FPYes. I’m trying to think of a better way to say yes. Definitely!
TPCWhen the Spaniards arrived in Mexico, they found the Aztecs worshipping stones. This scared the settlers and they decided to bury them. Some hundreds of years later, German explorers unearthed these relics, only to realize that people still worshipped them, so they buried them again. I’m interested in that process of burial and excavation, and the translations that occur each time. I would like to think of my objects similarly; their meaning should change with each “discovery.”
RMLIn 2016, you established the independent press Juan de la Cosa / John of the Thing as an experiment in translation. Each book is published in Spanish and English. Tell me about this interest in publishing generally and translation specifically.
TPCWhen we started our press, Francesco was living in London and I was living in Mexico. It felt natural to publish each book as bilingual rather than to choose a language.

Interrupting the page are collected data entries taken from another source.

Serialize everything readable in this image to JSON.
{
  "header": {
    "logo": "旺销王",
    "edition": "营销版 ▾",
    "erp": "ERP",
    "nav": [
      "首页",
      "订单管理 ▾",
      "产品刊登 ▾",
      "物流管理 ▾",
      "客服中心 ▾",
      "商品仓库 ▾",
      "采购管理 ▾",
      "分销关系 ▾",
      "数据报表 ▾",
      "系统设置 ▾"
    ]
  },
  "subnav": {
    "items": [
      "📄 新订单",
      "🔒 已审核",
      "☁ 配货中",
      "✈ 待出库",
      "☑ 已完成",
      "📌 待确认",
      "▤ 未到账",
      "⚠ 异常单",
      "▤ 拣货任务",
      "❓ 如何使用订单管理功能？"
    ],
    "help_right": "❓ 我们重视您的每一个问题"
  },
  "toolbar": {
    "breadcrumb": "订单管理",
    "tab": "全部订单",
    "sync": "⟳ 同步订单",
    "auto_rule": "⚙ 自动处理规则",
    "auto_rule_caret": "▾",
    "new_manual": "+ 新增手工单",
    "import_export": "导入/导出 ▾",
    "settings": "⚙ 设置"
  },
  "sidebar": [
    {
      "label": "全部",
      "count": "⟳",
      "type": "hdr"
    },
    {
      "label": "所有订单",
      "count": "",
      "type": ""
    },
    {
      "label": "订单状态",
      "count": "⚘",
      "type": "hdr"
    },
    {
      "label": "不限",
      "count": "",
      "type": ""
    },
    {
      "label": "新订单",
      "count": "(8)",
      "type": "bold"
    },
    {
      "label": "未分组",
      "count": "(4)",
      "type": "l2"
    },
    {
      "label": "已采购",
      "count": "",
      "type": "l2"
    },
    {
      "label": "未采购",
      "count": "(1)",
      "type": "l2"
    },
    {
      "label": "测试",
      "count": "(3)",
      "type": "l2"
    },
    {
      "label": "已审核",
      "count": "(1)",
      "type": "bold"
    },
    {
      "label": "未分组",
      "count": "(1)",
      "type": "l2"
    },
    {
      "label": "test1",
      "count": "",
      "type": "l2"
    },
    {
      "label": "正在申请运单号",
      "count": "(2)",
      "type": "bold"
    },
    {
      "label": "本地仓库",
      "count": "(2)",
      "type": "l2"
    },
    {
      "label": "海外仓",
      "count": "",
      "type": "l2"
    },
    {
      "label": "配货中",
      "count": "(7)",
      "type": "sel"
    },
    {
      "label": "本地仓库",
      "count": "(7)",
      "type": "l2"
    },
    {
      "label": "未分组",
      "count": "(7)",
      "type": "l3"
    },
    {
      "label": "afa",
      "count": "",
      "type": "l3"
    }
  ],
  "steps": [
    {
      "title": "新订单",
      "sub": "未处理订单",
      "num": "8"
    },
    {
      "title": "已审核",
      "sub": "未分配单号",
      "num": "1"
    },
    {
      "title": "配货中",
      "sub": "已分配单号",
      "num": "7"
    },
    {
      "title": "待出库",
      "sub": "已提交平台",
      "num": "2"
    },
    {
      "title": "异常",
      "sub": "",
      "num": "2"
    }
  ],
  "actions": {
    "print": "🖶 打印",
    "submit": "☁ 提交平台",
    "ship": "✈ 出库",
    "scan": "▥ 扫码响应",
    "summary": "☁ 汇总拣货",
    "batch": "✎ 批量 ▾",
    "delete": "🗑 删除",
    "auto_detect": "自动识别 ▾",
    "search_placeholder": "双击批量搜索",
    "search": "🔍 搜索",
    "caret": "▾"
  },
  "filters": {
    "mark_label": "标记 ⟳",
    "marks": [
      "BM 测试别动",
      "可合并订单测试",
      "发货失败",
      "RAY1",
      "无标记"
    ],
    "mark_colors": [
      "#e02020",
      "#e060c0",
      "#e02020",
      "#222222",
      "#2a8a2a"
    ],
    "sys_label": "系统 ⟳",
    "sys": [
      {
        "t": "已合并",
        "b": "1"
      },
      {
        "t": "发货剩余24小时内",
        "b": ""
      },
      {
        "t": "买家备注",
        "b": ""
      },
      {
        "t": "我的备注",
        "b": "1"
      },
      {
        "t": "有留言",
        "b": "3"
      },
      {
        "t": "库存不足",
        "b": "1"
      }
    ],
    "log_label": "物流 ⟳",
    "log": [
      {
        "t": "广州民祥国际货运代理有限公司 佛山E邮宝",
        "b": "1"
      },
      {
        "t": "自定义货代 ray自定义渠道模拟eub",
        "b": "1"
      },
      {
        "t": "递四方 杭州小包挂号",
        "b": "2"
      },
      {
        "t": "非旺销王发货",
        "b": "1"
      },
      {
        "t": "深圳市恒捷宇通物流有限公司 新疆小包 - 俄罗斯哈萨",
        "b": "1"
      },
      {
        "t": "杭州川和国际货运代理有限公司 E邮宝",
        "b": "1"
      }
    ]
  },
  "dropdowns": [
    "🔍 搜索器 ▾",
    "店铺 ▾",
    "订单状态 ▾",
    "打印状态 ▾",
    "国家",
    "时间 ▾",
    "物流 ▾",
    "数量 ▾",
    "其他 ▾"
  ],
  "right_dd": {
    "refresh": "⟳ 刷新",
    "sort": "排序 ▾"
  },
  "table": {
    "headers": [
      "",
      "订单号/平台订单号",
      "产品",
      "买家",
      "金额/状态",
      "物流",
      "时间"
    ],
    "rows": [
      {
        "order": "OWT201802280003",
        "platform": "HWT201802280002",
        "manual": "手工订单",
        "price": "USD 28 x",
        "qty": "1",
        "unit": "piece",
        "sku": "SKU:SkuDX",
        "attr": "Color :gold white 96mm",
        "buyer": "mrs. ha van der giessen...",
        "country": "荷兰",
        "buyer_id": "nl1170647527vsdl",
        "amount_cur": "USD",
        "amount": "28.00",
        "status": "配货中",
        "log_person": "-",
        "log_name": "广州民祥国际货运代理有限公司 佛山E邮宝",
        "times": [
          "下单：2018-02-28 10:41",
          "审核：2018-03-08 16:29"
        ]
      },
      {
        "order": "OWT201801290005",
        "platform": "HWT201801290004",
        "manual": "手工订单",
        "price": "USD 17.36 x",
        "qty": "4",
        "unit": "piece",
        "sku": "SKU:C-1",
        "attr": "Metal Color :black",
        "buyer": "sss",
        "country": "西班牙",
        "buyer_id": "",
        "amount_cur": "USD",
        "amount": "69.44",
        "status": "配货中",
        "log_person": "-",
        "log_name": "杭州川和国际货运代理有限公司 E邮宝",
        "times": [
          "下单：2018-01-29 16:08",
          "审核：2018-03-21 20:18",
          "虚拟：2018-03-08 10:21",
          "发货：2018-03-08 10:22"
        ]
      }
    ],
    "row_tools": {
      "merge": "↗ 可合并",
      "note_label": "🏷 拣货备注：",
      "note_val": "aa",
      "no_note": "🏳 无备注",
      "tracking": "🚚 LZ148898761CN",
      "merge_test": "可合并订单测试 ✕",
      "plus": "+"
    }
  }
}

FPYes. Juan de la Cosa is a labor of love, in every sense: Tania and I work together; we publish the work of friends; we don’t do it for money—we couldn’t turn a profit even if we tried. One day at a book fair, I asked myself how many books we would need to sell just to break even. Eighty just to offset the cost of the table at the fair.
RMLTania, you recall a time when Francesco was translating a previously untranslated Italian poet and adding his own lines into the original. This recalls Walter Benjamin's proposal, in his 1921 essay “The Task of the Translator,” that translation is a form of artistic writing alongside poetry rather than a derivative or faithful reproduction.
TPCI remember checking the English translations of Luis Felipe Fabre’s poems. I didn’t like them at all; they may have been accurate but they felt so distant from my original experience. How could that be? With that we began to focus on translation and all of its problems and opportunities.
In any text, there are parts that can be literally translated and others that will have to diverge to conjure the right feeling. We aim for authenticity of feeling not meaning.
FPI enjoy watching Tania work through the translations. She has such a sculptural approach, almost like she is in a room with the words.